POUR WEI ET POUR LE TIBET
Par Jean Malaurie*
Le Monde Diplomatique, décembre 1996
VOICI bientôt quarante ans que je m'interroge sur la civilisation des Esquimaux. J'ai appris à connaître leur anarcho-communalisme; mais ce qui m'a surtout inspiré, c'est leur vision verticale du monde, leur croyance viscérale dans la réincarnation. En écoutant ces nomades des glaces, dans leurs légendes millénaires, je croyais réentendre les présocratiques qui, comme Héraclite, voient l'homme comme une parcelle de la nature, et ont construit, au fil des siècles, une société à son image, éclairée par une flamme, énergie cosmique, objet d'une immense vénération.
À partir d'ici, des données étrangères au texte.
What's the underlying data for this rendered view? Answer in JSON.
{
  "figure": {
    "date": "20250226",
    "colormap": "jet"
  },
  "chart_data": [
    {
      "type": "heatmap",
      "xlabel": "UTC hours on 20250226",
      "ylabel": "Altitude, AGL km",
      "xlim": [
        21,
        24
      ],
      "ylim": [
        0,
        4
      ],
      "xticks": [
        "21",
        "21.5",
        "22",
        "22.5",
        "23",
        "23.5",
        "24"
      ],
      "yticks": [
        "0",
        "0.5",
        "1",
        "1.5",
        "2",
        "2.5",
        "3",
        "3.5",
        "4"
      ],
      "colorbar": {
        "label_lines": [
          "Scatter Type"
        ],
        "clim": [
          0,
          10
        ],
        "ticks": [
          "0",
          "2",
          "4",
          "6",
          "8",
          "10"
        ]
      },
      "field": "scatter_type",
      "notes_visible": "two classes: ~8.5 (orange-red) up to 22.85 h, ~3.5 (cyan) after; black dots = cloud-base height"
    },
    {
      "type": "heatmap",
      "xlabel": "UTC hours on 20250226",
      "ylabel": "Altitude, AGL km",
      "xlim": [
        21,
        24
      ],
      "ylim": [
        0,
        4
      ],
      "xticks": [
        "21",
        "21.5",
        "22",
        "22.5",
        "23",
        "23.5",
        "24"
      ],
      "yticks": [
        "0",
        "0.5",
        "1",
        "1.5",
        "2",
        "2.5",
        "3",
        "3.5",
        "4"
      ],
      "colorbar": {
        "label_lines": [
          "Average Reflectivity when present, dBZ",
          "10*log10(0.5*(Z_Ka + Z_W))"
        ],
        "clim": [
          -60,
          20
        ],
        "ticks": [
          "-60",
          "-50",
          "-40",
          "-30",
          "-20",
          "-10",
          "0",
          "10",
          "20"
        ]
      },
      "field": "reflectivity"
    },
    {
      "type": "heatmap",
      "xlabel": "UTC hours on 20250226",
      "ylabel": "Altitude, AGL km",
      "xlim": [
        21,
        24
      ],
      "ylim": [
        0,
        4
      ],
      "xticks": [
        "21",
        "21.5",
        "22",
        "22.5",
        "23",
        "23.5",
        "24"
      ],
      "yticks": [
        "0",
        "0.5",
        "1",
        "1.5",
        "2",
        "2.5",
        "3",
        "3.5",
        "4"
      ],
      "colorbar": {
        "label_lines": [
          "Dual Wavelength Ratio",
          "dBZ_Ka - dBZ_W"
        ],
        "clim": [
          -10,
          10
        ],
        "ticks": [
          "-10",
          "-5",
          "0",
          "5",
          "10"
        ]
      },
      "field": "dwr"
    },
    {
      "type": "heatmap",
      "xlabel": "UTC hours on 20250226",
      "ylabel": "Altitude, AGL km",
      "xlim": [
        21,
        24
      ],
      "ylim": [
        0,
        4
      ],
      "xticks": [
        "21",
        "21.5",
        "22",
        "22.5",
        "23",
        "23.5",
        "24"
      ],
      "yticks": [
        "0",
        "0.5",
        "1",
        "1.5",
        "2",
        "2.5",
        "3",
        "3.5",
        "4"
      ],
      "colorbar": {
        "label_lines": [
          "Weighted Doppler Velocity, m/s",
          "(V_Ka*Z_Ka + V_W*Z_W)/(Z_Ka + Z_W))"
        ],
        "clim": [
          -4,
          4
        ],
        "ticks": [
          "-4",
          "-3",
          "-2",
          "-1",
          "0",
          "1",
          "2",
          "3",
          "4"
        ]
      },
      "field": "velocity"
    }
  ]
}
Les Esquimaux du Groenland, du Canada et de l'Alaska sont originaires de l'Asie. Il suffit de regarder leurs yeux bridés, de voir leurs gestuelles pour reconnaître des hommes qui, il y a plus de dix mille ans, sont venus, comme tous les Amérindiens, de la Sibérie centrale, un des berceaux de l'humanité, si proche de la Chine. André Malraux rappelait que le fait de dire non avec les mains nues est une des choses qui agissent le plus mystérieusement et
le plus profondément sur le coeur des hommes. Wei Jingsheng, le plus célèbre dissident chinois, est de ces héros qui, de temps à autre, surgissent des profondeurs de l'histoire pour rappeler que la loi des lois, c'est la liberté et le respect des nations et de leurs cultures. Pour avoir osé réclamer la démocratie en Chine, Wei Jingsheng a déjà fait quatorze ans et demi de camp de concentration. Il a été condamné en 1995 à quatorze années supplémentaires de détention pour avoir, à nouveau, affirmé les droits imprescriptibles de la liberté démocratique (1). Que la Chine, patrie de Confucius, y prenne garde ! Elle va vers les plus grands malheurs si elle continue à interdire la liberté de penser et de croire. Wei Jingsheng n'a pas hésité, bien qu'en prison, à écrire en octobre 1996 une longue lettre à M. Deng Xiaoping, protestant contre la politique de Pékin à l'égard du Tibet, nation indépendante, occupée par l'armée chinoise et bafouée quotidiennement dans sa foi bouddhiste qui la fonde en tant qu'Etat. Les 6
millions de Tibétains sont menacés de mort physiques. Plus de 1 million ont déjà été exterminés, et les femmes sont stérilisées ou avortées de force, les infanticides encouragés. 135 000 Tibétains ont fui leur patrie et se sont réfugiés à l'étranger. La population tibétaine se voit imposer comme langue officielle le mandarin. Une colonisation systématique se développe: 6 millions de Tibétains face à 7 millions de colons chinois. Les temples et les monastères, les archives sont détruits. Qui s'avance vers Lhassa découvre avec horreur les ruines de monastères brûlés avec leurs bibliothèques et leurs trésors. Le peuple tibétain, physiquement et culturellement, est menacé de disparition parce que le peuple Han a toujours voulu ignorer les minorités. Pékin utilise les montagnes du Tibet pour y fabriquer ses armes atomiques et y stocker ses déchets nucléaires. La déforestation systématique de l'Himalaya met en danger le système écologique de notre planète. En 1959, l'ONU a voté une résolution demandant à la Chine
de respecter les droits du Tibet. Le 13 juillet 1995, le Parlementeuropéen a adopté une résolution qui déclare illégales l'invasion et l'occupation du Tibet par l'armée chinoise. Nous avons trop d'admiration pour la pensée chinoise millénaire pour ne pas demander la libération immédiate de Wei Jingsheng. La Chine se doit d'honorer sa signature de la Charte des droits de l'homme et de celles des Nations unies et de l'Unesco.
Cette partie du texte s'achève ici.